Elazığ’da ve İzmir’in Seferihisar ilçesi açıklarında meydana gelen depremde arama kurtarma çalışmalarında görev alan 25 yaşındaki UMKE personeli Edanur Doğan, deprem öncesinde alınacak küçük tedbirlerle can kayıplarının önüne geçilebileceğini söyledi.
İzmir’deki 6,6 büyüklüğündeki depremin ardından 17 saat sonra yaralı olarak kurtarılan 16 yaşındaki İnci Okan’a enkaz altındaki davranışlarıyla gönüllerde taht kuran Doğan, deprem ilgili alınacak basit önlemleri AA muhabirine anlattı.
Doğan, Türkiye’nin deprem bölgesi üzerinde yer aldığını, hem Elazığ’daki hem de İzmir’deki depremde arama kurtarma çalışmalarına katıldığını söyledi.
“İlk 72 saat çok önemli”
Depremin çok zor bir durum olduğunu anlatan Doğan, “İlk 72 saat çok önemli. Enkaz altında kalıyorsun, yiyecek hiçbir şeyin olmuyor. Sesini duyuramıyorsun, işte bu yüzden basit önlemler almamız gerekiyor. Bunlardan en önemlisi deprem çantası. Gereken ekipmanları bunun içerisinde bulundurmamız gerekiyor.” diye konuştu.
Doğan, İzmir depremine Aksaray’dan 8 kişilik ekiple gittiklerini, deprem haberini alır almaz hazırlıklara başladıklarını ve görev açıklandıktan sonra hemen yola çıktıklarını anlattı.

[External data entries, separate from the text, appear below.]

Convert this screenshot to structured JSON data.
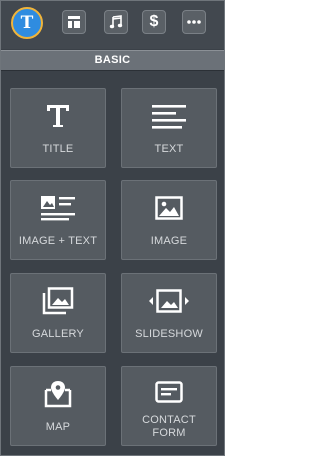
{
  "toolbar": {
    "buttons": [
      {
        "name": "text-elements",
        "glyph": "T",
        "active": true
      },
      {
        "name": "layout-elements",
        "active": false
      },
      {
        "name": "media-elements",
        "active": false
      },
      {
        "name": "commerce-elements",
        "glyph": "$",
        "active": false
      },
      {
        "name": "more-elements",
        "active": false
      }
    ]
  },
  "section": {
    "title": "BASIC"
  },
  "tiles": [
    {
      "label": "TITLE",
      "icon": "title-icon"
    },
    {
      "label": "TEXT",
      "icon": "text-lines-icon"
    },
    {
      "label": "IMAGE + TEXT",
      "icon": "image-text-icon"
    },
    {
      "label": "IMAGE",
      "icon": "image-icon"
    },
    {
      "label": "GALLERY",
      "icon": "gallery-icon"
    },
    {
      "label": "SLIDESHOW",
      "icon": "slideshow-icon"
    },
    {
      "label": "MAP",
      "icon": "map-pin-icon"
    },
    {
      "label_line1": "CONTACT",
      "label_line2": "FORM",
      "icon": "contact-form-icon"
    }
  ],
  "colors": {
    "panel_bg": "#3b4148",
    "tile_bg": "#555b61",
    "active_button": "#2f8ce0",
    "active_ring": "#f0b43a",
    "label_text": "#d6d9dc"
  }
}
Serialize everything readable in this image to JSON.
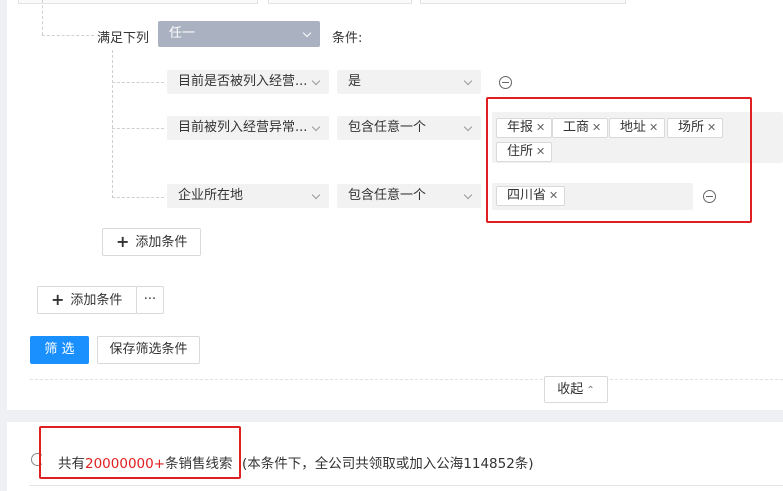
{
  "condition_group": {
    "match_label": "满足下列",
    "match_value": "任一",
    "condition_suffix": "条件:"
  },
  "conditions": [
    {
      "field": "目前是否被列入经营...",
      "operator": "是",
      "values": []
    },
    {
      "field": "目前被列入经营异常...",
      "operator": "包含任意一个",
      "values": [
        "年报",
        "工商",
        "地址",
        "场所",
        "住所"
      ]
    },
    {
      "field": "企业所在地",
      "operator": "包含任意一个",
      "values": [
        "四川省"
      ]
    }
  ],
  "inner_add_condition": "添加条件",
  "outer_add_condition": "添加条件",
  "more_button": "···",
  "filter_button": "筛 选",
  "save_filter_button": "保存筛选条件",
  "collapse_label": "收起",
  "results": {
    "prefix": "共有",
    "count": "20000000+",
    "suffix": "条销售线索",
    "note": "(本条件下，全公司共领取或加入公海114852条)"
  },
  "colors": {
    "accent": "#1a90ff",
    "highlight": "#e02020",
    "count_red": "#e02020"
  }
}
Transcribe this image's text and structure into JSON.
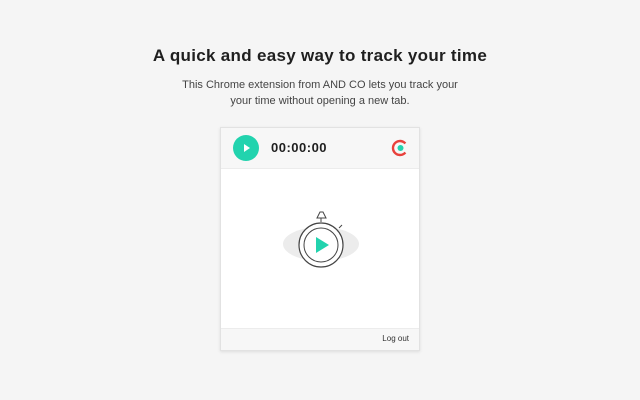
{
  "header": {
    "title": "A quick and easy way to track your time",
    "subtitle_line1": "This Chrome extension from AND CO lets you track your",
    "subtitle_line2": "your time without opening a new tab."
  },
  "popup": {
    "timer_value": "00:00:00",
    "logout_label": "Log out",
    "play_icon": "play-icon",
    "logo_icon": "andco-logo-icon",
    "illustration_icon": "stopwatch-play-icon"
  },
  "colors": {
    "accent": "#22d3ae",
    "logo_red": "#e8413c",
    "logo_green": "#22d3ae",
    "background": "#f5f5f5"
  }
}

En kısa sürede olay yerine vardıklarını aktaran Doğan, şöyle konuştu:
“Orada gerekli kurumlardan görevlendirmeler ve planlamalar yapıldıktan sonra alanlara dağılıyoruz. Deprem enkazında AFAD, itfaiye ve sağlık ekipleriyle birlikte koordineli bir şekilde kurtarma işlemi yapıyoruz. Bizler UMKE olarak medikal kurtarma işlemi yapıyoruz. Enkaz altında bir ses duyulduğu zaman eğer ki o kişiye müdahale edebileceğimiz bir alan varsa giriş yaparak yaralıya ilk tıbbi müdahaleyi başlatıyoruz. Biz müdahaleyi yaptıktan sonra da kurtarma çalışmaları devam ediyor. Enkazın altından yaralımızı sağlıklı bir şekilde çıkartarak sağlık ekiplerine teslim ediyoruz.”
Doğan, enkaz altında bir yaralıyı kurtarmayı “tarifi mümkün olmayan en kutsal görev” sözleriyle anlattı.
“Evlerimizde yaşam üçgeni belirlememiz gerekiyor”
Halkın deprem konusunda bilinçlenmesi gerektiğini dile getiren Doğan, şunları kaydetti:
“Deprem öncesinde devletimizin belirlediği toplanma alanları var, burayı kesinlikle bilmemiz gerekiyor. Deprem çantası hazırlamamız gerekiyor. İçerisinde besin, içecek, el feneri ve düdük gibi malzemelerin bulunması gerekiyor. Enkaz altında insanlar nasıl bir durumda olduğunu bilemiyor. Sesi duyabilmemiz için düdük çok önemli. Enkaz altında sesini duyurabilecek derman kalmıyor insanlarda. Evlerimizde yaşam üçgeni belirlememiz gerekiyor. Ailelerimizin tatbikat yapmaları gerekiyor. Evlerimizdeki dolap gibi sarsılmada düşebilecek eşyaların sabitlenmesi gerekiyor. Bunlar çok önemli. Vatandaşlarımız deprem olmadan bunları yerine getirirse hayatta kalmaları bir tık daha artar. Deprem anında da vatandaşlarımızın sokağa çıkıp trafiği meşgul etmelerini istemiyoruz. Bizlerin enkaz alanlarına ulaşımına engel oluyor. Enkaz alanında da işi olmayan insanların bulunmaması gerekiyor.”